The Grauniad was reporting a statement by “the environment secretary Caroline Spelman” who allegedly said:
“With large parts of the south and south-east of England officially in drought, and areas of the Midlands at risk”
As you surely must know by now, down here in Soggy South West England the situation is rather different:
https://storify.com/GreatWhiteCon/dumb-and-dumberer-rain-in-manchester
What does weather have to do with climate change?

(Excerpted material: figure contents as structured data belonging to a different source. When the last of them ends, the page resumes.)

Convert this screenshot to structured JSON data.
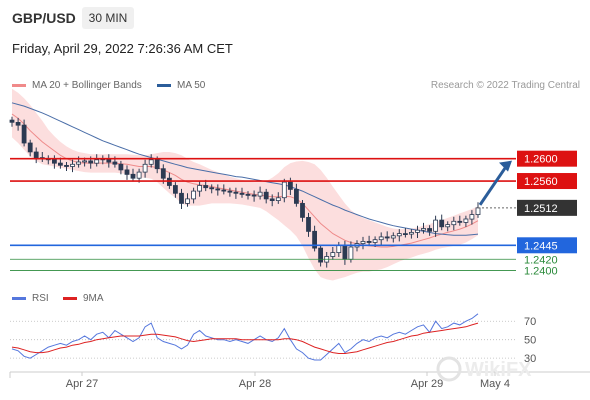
{
  "header": {
    "pair": "GBP/USD",
    "timeframe": "30 MIN"
  },
  "timestamp": "Friday, April 29, 2022 7:26:36 AM CET",
  "legend_main": [
    {
      "label": "MA 20 + Bollinger Bands",
      "color": "#f08a8a"
    },
    {
      "label": "MA 50",
      "color": "#2b5d9a"
    }
  ],
  "legend_rsi": [
    {
      "label": "RSI",
      "color": "#5577dd"
    },
    {
      "label": "9MA",
      "color": "#dd2222"
    }
  ],
  "copyright": "Research © 2022 Trading Central",
  "watermark": "WikiFX",
  "chart_data": {
    "type": "candlestick",
    "price_range": [
      1.2365,
      1.2705
    ],
    "x_ticks": [
      "Apr 27",
      "Apr 28",
      "Apr 29",
      "May 4"
    ],
    "levels": [
      {
        "label": "1.2600",
        "value": 1.26,
        "kind": "resistance",
        "color": "#dd1111"
      },
      {
        "label": "1.2560",
        "value": 1.256,
        "kind": "resistance",
        "color": "#dd1111"
      },
      {
        "label": "1.2512",
        "value": 1.2512,
        "kind": "current",
        "color": "#333333"
      },
      {
        "label": "1.2445",
        "value": 1.2445,
        "kind": "support",
        "color": "#2266dd"
      },
      {
        "label": "1.2420",
        "value": 1.242,
        "kind": "support",
        "color": "#2a8a3a"
      },
      {
        "label": "1.2400",
        "value": 1.24,
        "kind": "support",
        "color": "#2a8a3a"
      }
    ],
    "target": {
      "from": 1.2512,
      "to": 1.26
    },
    "close": [
      1.2665,
      1.266,
      1.2628,
      1.2612,
      1.2602,
      1.26,
      1.2598,
      1.2592,
      1.2588,
      1.2586,
      1.259,
      1.2594,
      1.2596,
      1.2592,
      1.2598,
      1.26,
      1.2594,
      1.259,
      1.258,
      1.2572,
      1.2565,
      1.2576,
      1.259,
      1.2598,
      1.2582,
      1.2565,
      1.2552,
      1.2538,
      1.252,
      1.2528,
      1.2542,
      1.2552,
      1.2548,
      1.2546,
      1.2544,
      1.2542,
      1.254,
      1.2538,
      1.2536,
      1.2535,
      1.2533,
      1.254,
      1.2528,
      1.2525,
      1.253,
      1.2558,
      1.2545,
      1.252,
      1.2495,
      1.247,
      1.244,
      1.2415,
      1.2425,
      1.2432,
      1.2445,
      1.242,
      1.2442,
      1.2448,
      1.2452,
      1.245,
      1.2455,
      1.246,
      1.2458,
      1.2462,
      1.2466,
      1.2465,
      1.2468,
      1.2472,
      1.2475,
      1.247,
      1.249,
      1.2478,
      1.2482,
      1.2488,
      1.2486,
      1.2492,
      1.25,
      1.2512
    ],
    "ma20": [
      1.268,
      1.2672,
      1.2662,
      1.265,
      1.264,
      1.263,
      1.2622,
      1.2614,
      1.2606,
      1.26,
      1.2596,
      1.2593,
      1.2592,
      1.2592,
      1.2592,
      1.2592,
      1.2592,
      1.2592,
      1.2591,
      1.259,
      1.2588,
      1.2586,
      1.2586,
      1.2586,
      1.2584,
      1.258,
      1.2575,
      1.257,
      1.2563,
      1.2558,
      1.2555,
      1.2553,
      1.2552,
      1.255,
      1.2548,
      1.2546,
      1.2544,
      1.2542,
      1.254,
      1.2538,
      1.2536,
      1.2535,
      1.2533,
      1.2532,
      1.2532,
      1.2533,
      1.2532,
      1.2528,
      1.252,
      1.2508,
      1.2496,
      1.2484,
      1.2475,
      1.2466,
      1.246,
      1.2454,
      1.245,
      1.2448,
      1.2446,
      1.2444,
      1.2443,
      1.2442,
      1.2442,
      1.2443,
      1.2445,
      1.2447,
      1.2449,
      1.2452,
      1.2455,
      1.2458,
      1.2462,
      1.2465,
      1.2468,
      1.2471,
      1.2474,
      1.2478,
      1.2483,
      1.2489
    ],
    "ma50": [
      1.27,
      1.2697,
      1.2694,
      1.269,
      1.2686,
      1.2682,
      1.2677,
      1.2672,
      1.2667,
      1.2662,
      1.2657,
      1.2652,
      1.2647,
      1.2642,
      1.2637,
      1.2632,
      1.2628,
      1.2624,
      1.262,
      1.2616,
      1.2612,
      1.2608,
      1.2605,
      1.2602,
      1.2599,
      1.2596,
      1.2593,
      1.259,
      1.2587,
      1.2584,
      1.2582,
      1.258,
      1.2578,
      1.2576,
      1.2574,
      1.2572,
      1.257,
      1.2568,
      1.2567,
      1.2565,
      1.2563,
      1.2561,
      1.2559,
      1.2557,
      1.2555,
      1.2553,
      1.255,
      1.2546,
      1.2542,
      1.2537,
      1.2532,
      1.2527,
      1.2522,
      1.2517,
      1.2513,
      1.2508,
      1.2504,
      1.25,
      1.2496,
      1.2492,
      1.2489,
      1.2486,
      1.2483,
      1.248,
      1.2478,
      1.2476,
      1.2474,
      1.2472,
      1.247,
      1.2468,
      1.2466,
      1.2465,
      1.2464,
      1.2463,
      1.2463,
      1.2463,
      1.2464,
      1.2465
    ],
    "bb_upper": [
      1.2725,
      1.2718,
      1.2708,
      1.2696,
      1.2682,
      1.2668,
      1.2652,
      1.264,
      1.263,
      1.2622,
      1.2616,
      1.2612,
      1.261,
      1.2608,
      1.2608,
      1.2608,
      1.2608,
      1.2608,
      1.2608,
      1.2608,
      1.2607,
      1.2606,
      1.2606,
      1.2608,
      1.261,
      1.2612,
      1.2612,
      1.261,
      1.2606,
      1.26,
      1.2594,
      1.259,
      1.2585,
      1.258,
      1.2576,
      1.2572,
      1.2568,
      1.2565,
      1.2562,
      1.256,
      1.2558,
      1.2558,
      1.256,
      1.2566,
      1.2574,
      1.2585,
      1.2592,
      1.2595,
      1.2596,
      1.2594,
      1.259,
      1.258,
      1.2566,
      1.255,
      1.2535,
      1.252,
      1.2508,
      1.25,
      1.2494,
      1.249,
      1.2486,
      1.2482,
      1.2478,
      1.2475,
      1.2474,
      1.2474,
      1.2475,
      1.2477,
      1.248,
      1.2483,
      1.2487,
      1.249,
      1.2494,
      1.2498,
      1.2502,
      1.2506,
      1.251,
      1.2515
    ],
    "bb_lower": [
      1.2638,
      1.2628,
      1.2616,
      1.2604,
      1.2596,
      1.259,
      1.2588,
      1.2586,
      1.2584,
      1.2582,
      1.258,
      1.2578,
      1.2576,
      1.2575,
      1.2575,
      1.2575,
      1.2575,
      1.2575,
      1.2574,
      1.2572,
      1.257,
      1.2566,
      1.2566,
      1.2564,
      1.2558,
      1.2548,
      1.2538,
      1.253,
      1.252,
      1.2516,
      1.2516,
      1.2516,
      1.2518,
      1.252,
      1.252,
      1.252,
      1.252,
      1.2519,
      1.2518,
      1.2516,
      1.2514,
      1.2512,
      1.2506,
      1.2498,
      1.249,
      1.2481,
      1.2472,
      1.2461,
      1.2444,
      1.2422,
      1.2402,
      1.2388,
      1.2384,
      1.2382,
      1.2385,
      1.2388,
      1.2392,
      1.2396,
      1.2398,
      1.2398,
      1.24,
      1.2402,
      1.2406,
      1.2411,
      1.2416,
      1.242,
      1.2423,
      1.2427,
      1.243,
      1.2433,
      1.2437,
      1.244,
      1.2442,
      1.2444,
      1.2446,
      1.245,
      1.2456,
      1.2463
    ],
    "rsi_levels": [
      70,
      50,
      30
    ],
    "rsi_range": [
      15,
      80
    ],
    "rsi": [
      40,
      38,
      32,
      30,
      34,
      38,
      42,
      44,
      46,
      44,
      48,
      50,
      54,
      50,
      56,
      58,
      52,
      60,
      56,
      52,
      48,
      52,
      64,
      68,
      52,
      48,
      46,
      44,
      40,
      44,
      56,
      60,
      54,
      52,
      50,
      50,
      48,
      50,
      48,
      46,
      50,
      54,
      50,
      48,
      52,
      62,
      50,
      40,
      36,
      30,
      28,
      28,
      34,
      40,
      46,
      36,
      40,
      46,
      50,
      48,
      52,
      54,
      52,
      56,
      58,
      56,
      60,
      64,
      66,
      58,
      70,
      62,
      64,
      68,
      66,
      70,
      73,
      78
    ],
    "rsi_ma": [
      42,
      41,
      39,
      37,
      36,
      36,
      37,
      39,
      41,
      42,
      44,
      45,
      47,
      48,
      50,
      51,
      52,
      53,
      54,
      54,
      54,
      54,
      55,
      56,
      56,
      55,
      54,
      53,
      51,
      49,
      48,
      49,
      50,
      51,
      51,
      51,
      51,
      51,
      50,
      50,
      50,
      50,
      50,
      50,
      50,
      51,
      51,
      50,
      48,
      45,
      42,
      40,
      38,
      36,
      35,
      35,
      36,
      37,
      39,
      41,
      43,
      45,
      47,
      48,
      50,
      52,
      54,
      55,
      57,
      58,
      59,
      60,
      61,
      62,
      63,
      64,
      66,
      68
    ]
  }
}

Is this your best defense for killing 21,000 innocent humans every day?
He is shaky on the concept.
“What does weather have to do with
climate change?GoreBull Warming.Don’t fall into the trap of letting the progressives control the language and therefore the debate.
The weasels know darn well it will be getting very cold soon and that’s is what the Pause was about — top of the curve — and that is why they switch from manmade global warming to climate change.
Now they can blame ANYTHING on humans and the gullible idiots like Jimmy Boy will believe it.
Just wait a decade or so and Jimmy Boy will be spewing nonsense about humans causing the increase in Arctic Ice…. If the refugees don’t remove his head first that is.
Jim, how do you know it’s summer in Cornwall?
The rain is warmer.
So there’s not much chance of a drought down here then. Is there?
In the UK, a drought is a week without rain. !
I was actually in the UK during a drought (1975?). And I do mean IN, we got to walk into a cave entrance that you usually have to cave dive. AND I actually got a sunburn walking to the cave!
“In the UK, a drought is a week without rain. !”
OH, thanks. I always thought it was one inch instead of two.